Alicia Menendez continued to write on gender issues after she graduated, ever quick to write on the latest political sex scandal. In 2008 she was fascinated by the prostitution story of former New York Gov. Eliot Spitzer.
“As the updates streamed in, I got a good look at how the story was shaping,” she wrote at the time. “Eliot Spitzer did something very wrong but fairly ordinary: he hired a prostitute. It’s only so extraordinary because of who Eliot Spitzer is and what Eliot Spitzer purports to stand for.”

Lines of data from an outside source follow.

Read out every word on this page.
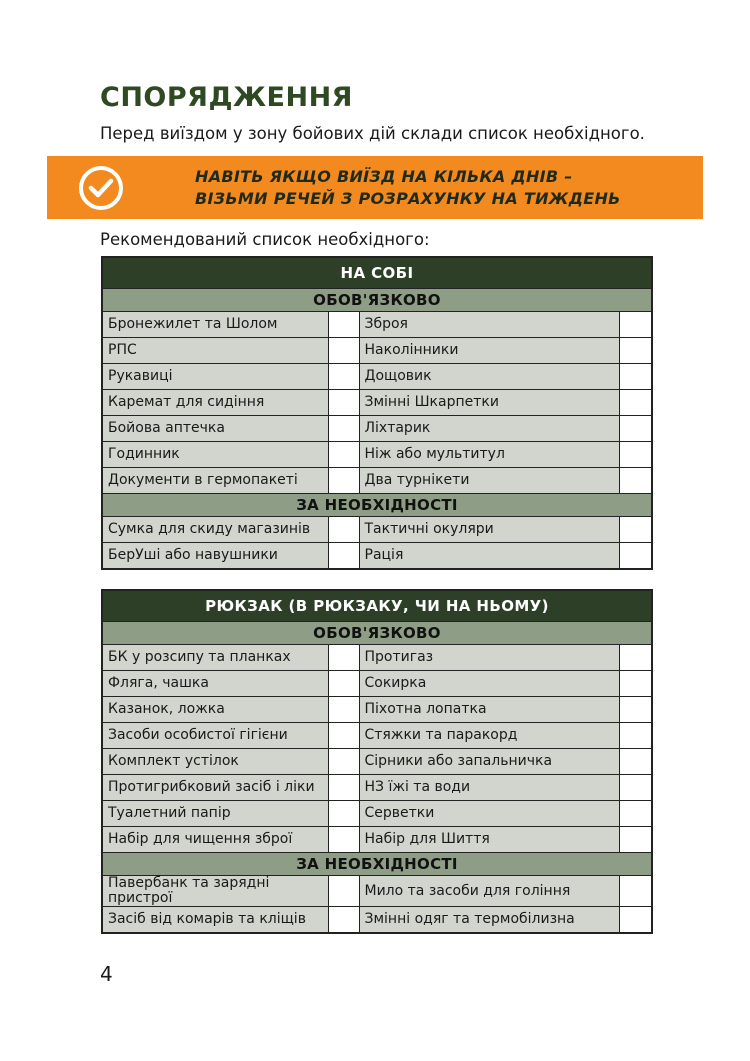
СПОРЯДЖЕННЯ
Перед виїздом у зону бойових дій склади список необхідного.
НАВІТЬ ЯКЩО ВИЇЗД НА КІЛЬКА ДНІВ –
ВІЗЬМИ РЕЧЕЙ З РОЗРАХУНКУ НА ТИЖДЕНЬ
Рекомендований список необхідного:
НА СОБІ			
ОБОВ'ЯЗКОВО			
Бронежилет та Шолом		Зброя	
РПС		Наколінники	
Рукавиці		Дощовик	
Каремат для сидіння		Змінні Шкарпетки	
Бойова аптечка		Ліхтарик	
Годинник		Ніж або мультитул	
Документи в гермопакеті		Два турнікети	
ЗА НЕОБХІДНОСТІ			
Сумка для скиду магазинів		Тактичні окуляри	
БерУші або навушники		Рація	
РЮКЗАК (В РЮКЗАКУ, ЧИ НА НЬОМУ)			
ОБОВ'ЯЗКОВО			
БК у розсипу та планках		Протигаз	
Фляга, чашка		Сокирка	
Казанок, ложка		Піхотна лопатка	
Засоби особистої гігієни		Стяжки та паракорд	
Комплект устілок		Сірники або запальничка	
Протигрибковий засіб і ліки		НЗ їжі та води	
Туалетний папір		Серветки	
Набір для чищення зброї		Набір для Шиття	
ЗА НЕОБХІДНОСТІ			
Павербанк та зарядні пристрої		Мило та засоби для гоління	
Засіб від комарів та кліщів		Змінні одяг та термобілизна	
4
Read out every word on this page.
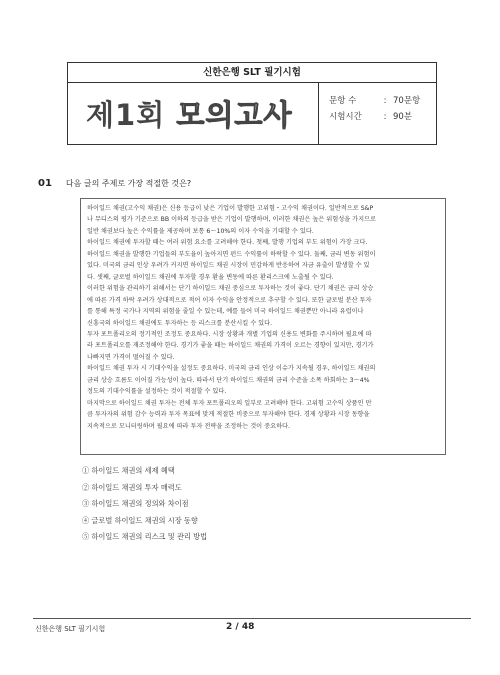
신한은행 SLT 필기시험
제1회
모의고사	문항 수	: 70문항
시험시간	: 90분
01 다음 글의 주제로 가장 적절한 것은?

하이일드 채권(고수익 채권)은 신용 등급이 낮은 기업이 발행한 고위험・고수익 채권이다. 일반적으로 S&P

나 무디스의 평가 기준으로 BB 이하의 등급을 받은 기업이 발행하며, 이러한 채권은 높은 위험성을 가지므로

일반 채권보다 높은 수익률을 제공하며 보통 6～10%의 이자 수익을 기대할 수 있다.

하이일드 채권에 투자할 때는 여러 위험 요소를 고려해야 한다. 첫째, 발행 기업의 부도 위험이 가장 크다.

하이일드 채권을 발행한 기업들의 부도율이 높아지면 펀드 수익률이 하락할 수 있다. 둘째, 금리 변동 위험이

있다. 미국의 금리 인상 우려가 커지면 하이일드 채권 시장이 민감하게 반응하여 자금 유출이 발생할 수 있

다. 셋째, 글로벌 하이일드 채권에 투자할 경우 환율 변동에 따른 환리스크에 노출될 수 있다.

이러한 위험을 관리하기 위해서는 단기 하이일드 채권 중심으로 투자하는 것이 좋다. 단기 채권은 금리 상승

에 따른 가격 하락 우려가 상대적으로 적어 이자 수익을 안정적으로 추구할 수 있다. 또한 글로벌 분산 투자

를 통해 특정 국가나 지역의 위험을 줄일 수 있는데, 예를 들어 미국 하이일드 채권뿐만 아니라 유럽이나

신흥국의 하이일드 채권에도 투자하는 등 리스크를 분산시킬 수 있다.

투자 포트폴리오의 정기적인 조정도 중요하다. 시장 상황과 개별 기업의 신용도 변화를 주시하며 필요에 따

라 포트폴리오를 재조정해야 한다. 경기가 좋을 때는 하이일드 채권의 가격이 오르는 경향이 있지만, 경기가

나빠지면 가격이 떨어질 수 있다.

하이일드 채권 투자 시 기대수익을 설정도 중요하다. 미국의 금리 인상 이슈가 지속될 경우, 하이일드 채권의

금리 상승 흐름도 이어질 가능성이 높다. 따라서 단기 하이일드 채권의 금리 수준을 소폭 하회하는 3～4%

정도의 기대수익률을 설정하는 것이 적절할 수 있다.

마지막으로 하이일드 채권 투자는 전체 투자 포트폴리오의 일부로 고려해야 한다. 고위험 고수익 상품인 만

큼 투자자의 위험 감수 능력과 투자 목표에 맞게 적절한 비중으로 투자해야 한다. 경제 상황과 시장 동향을

지속적으로 모니터링하며 필요에 따라 투자 전략을 조정하는 것이 중요하다.

① 하이일드 채권의 세제 혜택
② 하이일드 채권의 투자 매력도
③ 하이일드 채권의 정의와 차이점
④ 글로벌 하이일드 채권의 시장 동향
⑤ 하이일드 채권의 리스크 및 관리 방법
신한은행 SLT 필기시험	2 / 48
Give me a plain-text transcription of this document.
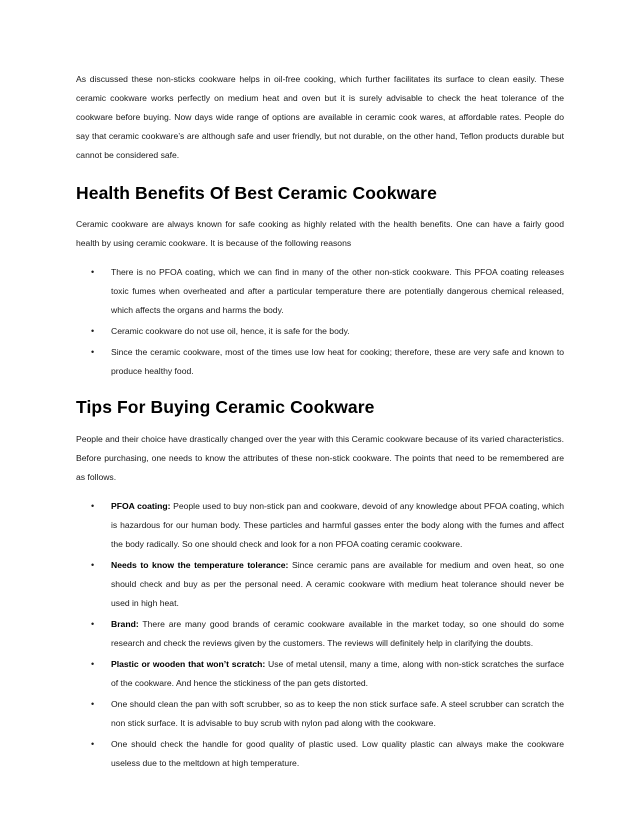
As discussed these non-sticks cookware helps in oil-free cooking, which further facilitates its surface to clean easily. These ceramic cookware works perfectly on medium heat and oven but it is surely advisable to check the heat tolerance of the cookware before buying. Now days wide range of options are available in ceramic cook wares, at affordable rates. People do say that ceramic cookware’s are although safe and user friendly, but not durable, on the other hand, Teflon products durable but cannot be considered safe.

Health Benefits Of Best Ceramic Cookware

Ceramic cookware are always known for safe cooking as highly related with the health benefits. One can have a fairly good health by using ceramic cookware. It is because of the following reasons

• There is no PFOA coating, which we can find in many of the other non-stick cookware. This PFOA coating releases toxic fumes when overheated and after a particular temperature there are potentially dangerous chemical released, which affects the organs and harms the body.
• Ceramic cookware do not use oil, hence, it is safe for the body.
• Since the ceramic cookware, most of the times use low heat for cooking; therefore, these are very safe and known to produce healthy food.
Tips For Buying Ceramic Cookware

People and their choice have drastically changed over the year with this Ceramic cookware because of its varied characteristics. Before purchasing, one needs to know the attributes of these non-stick cookware. The points that need to be remembered are as follows.

• PFOA coating: People used to buy non-stick pan and cookware, devoid of any knowledge about PFOA coating, which is hazardous for our human body. These particles and harmful gasses enter the body along with the fumes and affect the body radically. So one should check and look for a non PFOA coating ceramic cookware.
• Needs to know the temperature tolerance: Since ceramic pans are available for medium and oven heat, so one should check and buy as per the personal need. A ceramic cookware with medium heat tolerance should never be used in high heat.
• Brand: There are many good brands of ceramic cookware available in the market today, so one should do some research and check the reviews given by the customers. The reviews will definitely help in clarifying the doubts.
• Plastic or wooden that won’t scratch: Use of metal utensil, many a time, along with non-stick scratches the surface of the cookware. And hence the stickiness of the pan gets distorted.
• One should clean the pan with soft scrubber, so as to keep the non stick surface safe. A steel scrubber can scratch the non stick surface. It is advisable to buy scrub with nylon pad along with the cookware.
• One should check the handle for good quality of plastic used. Low quality plastic can always make the cookware useless due to the meltdown at high temperature.
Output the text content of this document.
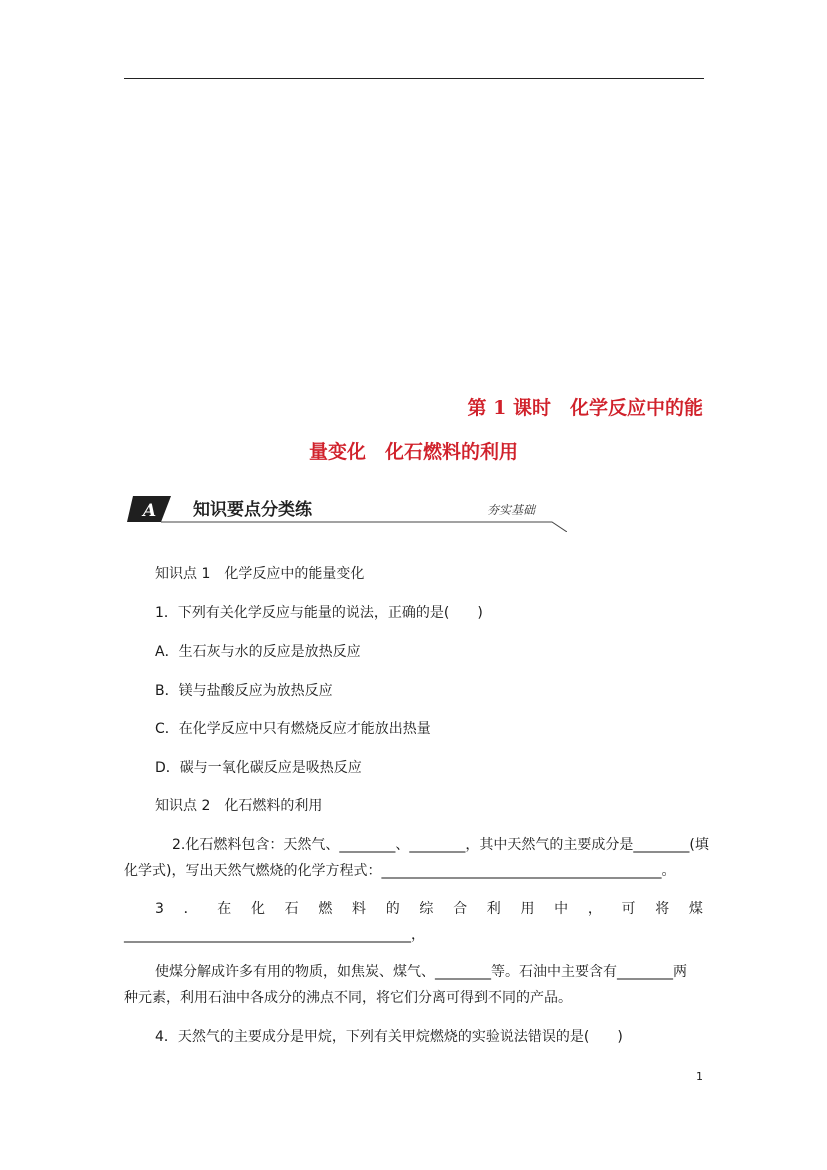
第 1 课时　化学反应中的能
量变化　化石燃料的利用
A 知识要点分类练	夯实基础
知识点 1　化学反应中的能量变化
1．下列有关化学反应与能量的说法，正确的是(　　)
A．生石灰与水的反应是放热反应
B．镁与盐酸反应为放热反应
C．在化学反应中只有燃烧反应才能放出热量
D．碳与一氧化碳反应是吸热反应
知识点 2　化石燃料的利用
2.化石燃料包含：天然气、________、________，其中天然气的主要成分是________(填
化学式)，写出天然气燃烧的化学方程式：________________________________________。
3 ． 在 化 石 燃 料 的 综 合 利 用 中 ， 可 将 煤
_________________________________________，
使煤分解成许多有用的物质，如焦炭、煤气、________等。石油中主要含有________两
种元素，利用石油中各成分的沸点不同，将它们分离可得到不同的产品。
4．天然气的主要成分是甲烷，下列有关甲烷燃烧的实验说法错误的是(　　)
1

She remained fascinated by Spitzer’s sex scandal and others, even going so far as to write whimsical online advice for politicians going through them, titled “What to Do When Scandals Hit”:
“Admitting that you’ve done something wrong is the first step. If you’re there, that’s half the battle,” she wrote. After trying to find a true friend, she enumerated a few dos and don’ts. “Don’t give yourself room to lie (any more than you already have). Don’t rely on half truths. And please, please don’t over share.”
That post (and others like it) have been scrubbed from the website that she co-founded. Perhaps she’s trying to follow her own advice offered as a candidate’s daughter in 2008: “The cardinal rule for candidates’ children, whether they choose to hit the campaign trail or not, is the same: Don’t do anything stupid.”
Repeated attempts to reach Alicia Menendez by email and Twitter were unsuccessful.
Bob Menendez was re-elected to a second term in November, and instantly became chairman of the Senate Foreign Relations Committee. It took his predecessor, John Kerry, 24 years to work his way up to that powerful post. But, at the peak of his celebrity and power, Menendez has spent the last two week embroiled in scandal.
The problem began with his relationship to one of his top donors, Salomon Melgen, a 58-year-old eye surgeon who moved to Florida from the Dominican Republic in 1980.
Melgen and his family have given Menendez, and groups working to help elect Menendez, more than $750,000 in the last two election cycles. Menendez has admitted neglecting to reimburse Melgen for two trips on his private jet to the Dominican Republic in 2010, an “oversight” that Menendez has since rectified. But after the Federal Bureau of Investigation raided Melgen’s Florida practice this week, other questions have surfaced. Though Menendez has distanced himself from Melgen, the Senate Ethics Committee has opened an investigation into several of their ties.
Melgen is being investigated for more than $8 million in Medicare fraud for claiming up to four times the usual worth of a vial of eye medication. Melgen has paid that money back to the Centers for Medicare and Medicaid but is looking to reclaim it, saying he followed the guidelines.
Menendez twice in 2009 and 2012 called the Centers for Medicare and Medicaid about Melgen’s case, though he denies lobbying or pressuring the agency on Melgen’s behalf.
Meanwhile, Menendez encouraged Melgen to partner with a former staffer of his, Pedro Pablo Permuy, to buy into a U.S. security company that held a contract to screen cargo coming in from Dominican ports. Some competing business interests have questioned the contract, worth $500 million, because of Melgen’s lack of port security experience. In his capacity at the time as chairman of the Senate Foreign Relations Subcommittee on the Western Hemisphere, Menendez pushed the Dominican government to honor the contract and enforce the deal.
A story in the Miami Herald detailed how Melgen often bragged about his cozy relationship with Menendez and used the senator’s name to threaten rivals with IRS audits and Medicare investigations. Melgen himself was not only under investigation for Medicare fraud but records show he owes the IRS $10 million in back taxes.
...........
The group did not make mention of an FBI investigation into the New Jersey Democrat, reportedly focusing on the question of whether he engaged in illicit sex with underage prostitutes while in the Caribbean nation.
In a handwritten statement provided last year to a whistleblower, a young prostitute detailed allegations that she slept with Menendez beginning “when I was 16 years old.”
“During [one] visit of Senator Bob Menendez to the Dominican Republic, I had intimate relations with him on more than one occasion,” the unidentified woman wrote, according to a Daily Caller translation. She is the latest of at least six women purported to have engaged in sex for money with Menendez.
Senator's sex scandal shuts feminist daughter's mouth
"Don't do anything stupid."

That's rich. Now of course there are sex scandals on both sides, but since the media always gives Democrats a pass, we'll just have to bring them out to light ourselves. Surely Feminists wouldn't want to be seen as providing an aegis for prostitution and corruption as long as the perps are Democrats right?